Juist nu wist ik tenminste één ding. "Ik ben Piper." zei ik maar, zodat hij tenminste weet met wie hij te maken heeft.
"Mijn vrienden komen er als het goed is zo aan. Als het goed is kunnen die wel helpen. Maar waar kwam je vandaan? Waarom fietste je hier? Wist je niet dat het ging stormen?" begon hij aan waarschijnlijk een lange vragenlijst.

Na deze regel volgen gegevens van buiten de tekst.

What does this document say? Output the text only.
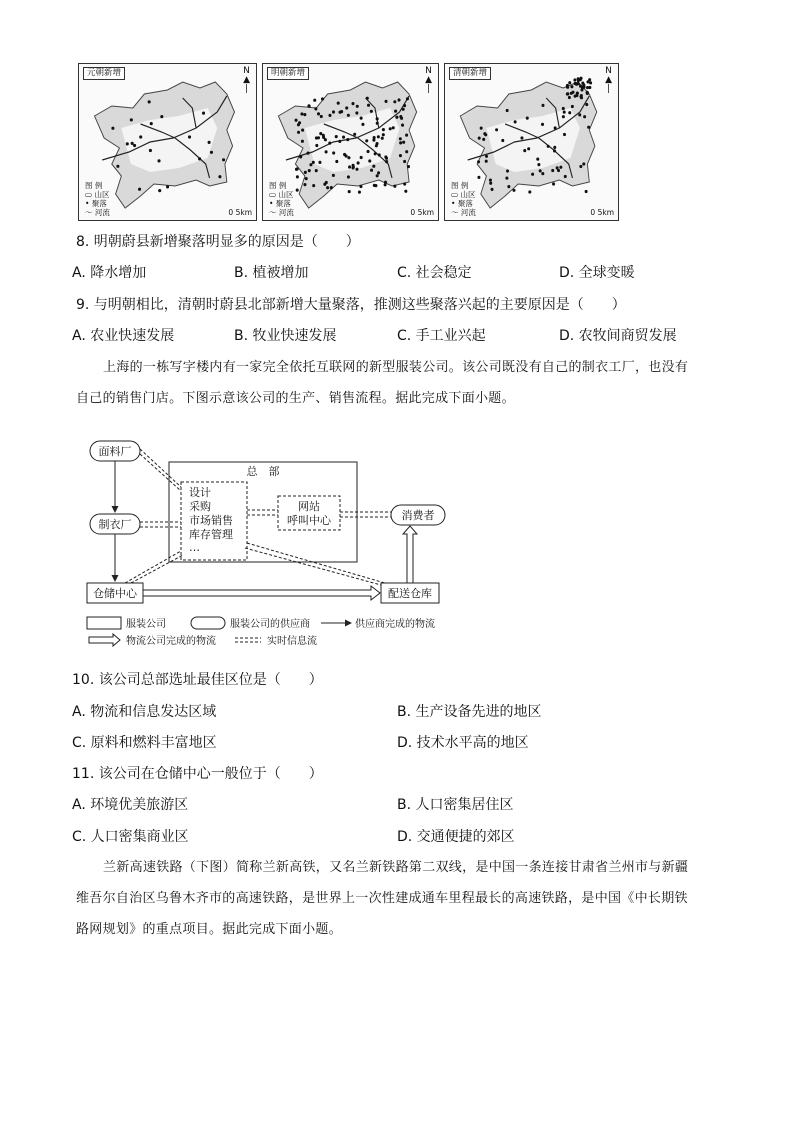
元朝新增	N
▲
|
图 例
▭ 山区
• 聚落
〜 河流	0 5km
明朝新增	N
▲
|
图 例
▭ 山区
• 聚落
〜 河流	0 5km
清朝新增	N
▲
|
图 例
▭ 山区
• 聚落
〜 河流	0 5km
8. 明朝蔚县新增聚落明显多的原因是（　　）
A. 降水增加	B. 植被增加	C. 社会稳定	D. 全球变暖
9. 与明朝相比，清朝时蔚县北部新增大量聚落，推测这些聚落兴起的主要原因是（　　）
A. 农业快速发展	B. 牧业快速发展	C. 手工业兴起	D. 农牧间商贸发展
上海的一栋写字楼内有一家完全依托互联网的新型服装公司。该公司既没有自己的制衣工厂，也没有
自己的销售门店。下图示意该公司的生产、销售流程。据此完成下面小题。
总　部
设计
采购
市场销售
库存管理
…
网站
呼叫中心
面料厂
制衣厂
消费者
仓储中心	配送仓库
服装公司	服装公司的供应商	供应商完成的物流
物流公司完成的物流	实时信息流
10. 该公司总部选址最佳区位是（　　）
A. 物流和信息发达区域	B. 生产设备先进的地区
C. 原料和燃料丰富地区	D. 技术水平高的地区
11. 该公司在仓储中心一般位于（　　）
A. 环境优美旅游区	B. 人口密集居住区
C. 人口密集商业区	D. 交通便捷的郊区
兰新高速铁路（下图）简称兰新高铁，又名兰新铁路第二双线，是中国一条连接甘肃省兰州市与新疆
维吾尔自治区乌鲁木齐市的高速铁路，是世界上一次性建成通车里程最长的高速铁路，是中国《中长期铁
路网规划》的重点项目。据此完成下面小题。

"Ik weet nog dat ik weg ging van school, maar voor de rest weet ik het niet meer." zeg ik, waarna ik een bezorgde blik krijg van Jacob.
Daar zat, nou lag, ik dan weer mee. Een overbezorgde jongen die niet weet wat hij met me aan moet.
"Dus je weet niks meer vanaf ..... Hoe laat?" zegt hij na weer een bezorgde blik.
"Ik ben maandags altijd om kwart over drie vrij. Dus waarschijnlijk vanaf die tijd." zeg ik waarnaar ik hem twijfelend aan kijk.
Dan horen we een auto aankomen. Al snel daarna horen we een auto stoppen en mensen uitstappen. Dan horen we verschillende jongens Jake roepen.
Jacob staat op en loopt in de richting van de auto terwijl hij roept "Ik ben hier.".
"Waar is het meisje?" vragen verschillende stemmen door elkaar heen.
Al snel staan er verschillende jongens om mij heen. Allemaal gespierd en lang, ook zijn ze allemaal gebruind. De een kijkt nog bezorgder dan de ander, maar niemand lijkt echt te weten wat hij moet doen.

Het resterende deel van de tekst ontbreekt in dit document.